I recently lost my beloved husband to cancer and so my heart goes out to John's family during these difficult times. Whilst the pain will never go away, in time, we learn to simply look up to the stars, hug a loved one, or say a little prayer whenever we think of our departed loved one. We are all the better for having known John and I will forever miss him.

Rest in peace, my amazing friend John Lazar.

With kind wishes,
Dr Ruby Campbell

Ruby Campbell
April 30, 2024
John was a career-long thought leader and valued member of the global performance, training, and leadership development communities. He influenced the world with his leadership and professional contributions--and was a wise, caring, and fun guy!

Andy Buzinski
May 7, 2024
John and I met in 1990 in Toronto at the annual conference of our professional society, ISPI. We knew many colleagues in common and launched a friendship. I looked forward to getting together with John each year at our conferences. He was one of the funniest people I’ve ever known with an of-the-moment humor that was infectious.

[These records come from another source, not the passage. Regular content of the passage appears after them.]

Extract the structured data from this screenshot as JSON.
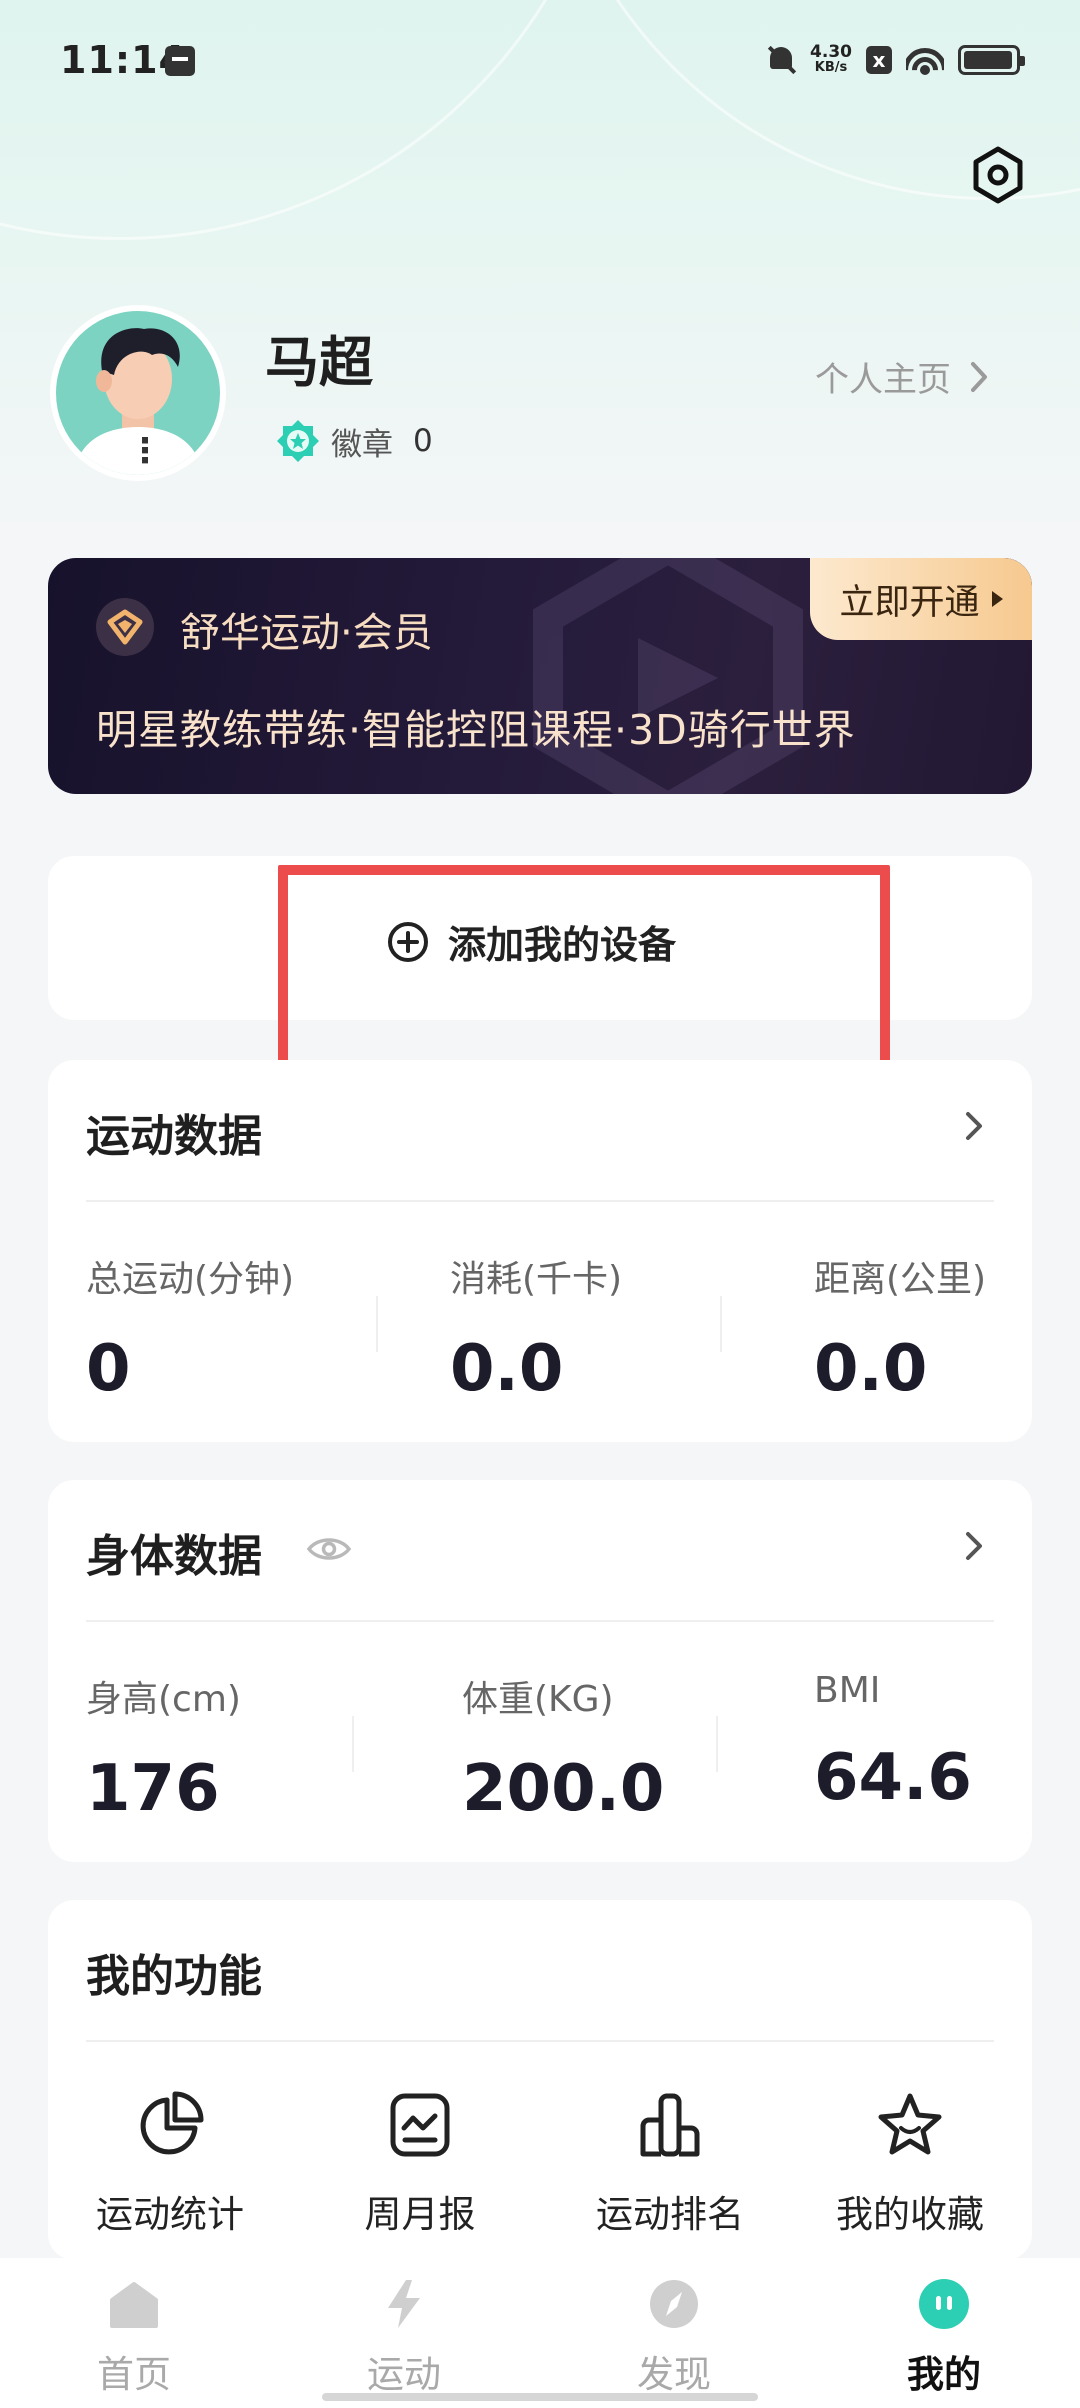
{
  "status_bar": {
    "time": "11:14",
    "net_speed_value": "4.30",
    "net_speed_unit": "KB/s",
    "sim_badge": "x",
    "icons": [
      "calendar-icon",
      "bell-mute-icon",
      "wifi-icon",
      "battery-icon"
    ]
  },
  "header": {
    "settings_icon": "settings-hex-icon"
  },
  "profile": {
    "name": "马超",
    "badge_label": "徽章",
    "badge_count": "0",
    "homepage_link": "个人主页",
    "avatar_menu_glyph": "⋮"
  },
  "member_banner": {
    "title": "舒华运动·会员",
    "description": "明星教练带练·智能控阻课程·3D骑行世界",
    "cta": "立即开通"
  },
  "device": {
    "add_label": "添加我的设备"
  },
  "sports_data": {
    "title": "运动数据",
    "stats": [
      {
        "label": "总运动(分钟)",
        "value": "0"
      },
      {
        "label": "消耗(千卡)",
        "value": "0.0"
      },
      {
        "label": "距离(公里)",
        "value": "0.0"
      }
    ]
  },
  "body_data": {
    "title": "身体数据",
    "stats": [
      {
        "label": "身高(cm)",
        "value": "176"
      },
      {
        "label": "体重(KG)",
        "value": "200.0"
      },
      {
        "label": "BMI",
        "value": "64.6"
      }
    ]
  },
  "functions": {
    "title": "我的功能",
    "items": [
      {
        "label": "运动统计",
        "icon": "pie-chart-icon"
      },
      {
        "label": "周月报",
        "icon": "report-icon"
      },
      {
        "label": "运动排名",
        "icon": "ranking-icon"
      },
      {
        "label": "我的收藏",
        "icon": "star-icon"
      }
    ]
  },
  "bottom_nav": {
    "items": [
      {
        "label": "首页",
        "icon": "home-icon"
      },
      {
        "label": "运动",
        "icon": "lightning-icon"
      },
      {
        "label": "发现",
        "icon": "compass-icon"
      },
      {
        "label": "我的",
        "icon": "profile-face-icon"
      }
    ],
    "active": "我的"
  },
  "colors": {
    "accent_teal": "#2ccfb3",
    "highlight_red": "#ec4c4c",
    "banner_dark": "#1b1430",
    "banner_gold": "#f6c98f"
  }
}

John greatly enjoyed travel and came annually to the Bay Area in Northern California. We have a core group of ISPI’ers here and John was always a welcome visitor. He stayed at my house and we hosted some wonderful dinners for our little group. John was delighted to be the sous chef. We went to visit wineries, to plays at the local repertory company, and dined out with our colleagues.

When John became ill and began his very challenging journey, his detailed updates helped the members of his ‘tribe’ understand what he was enduring and gave us intimate insights into how he was managing his disease. John used his well-honed coaching and processing skills to encourage and guide himself. We tribal compatriots were privileged to observe and learn from him. John’s end of life journey had to be his most difficult and it provided a model for surmounting extreme adversity. I thank you, John, and miss you every day.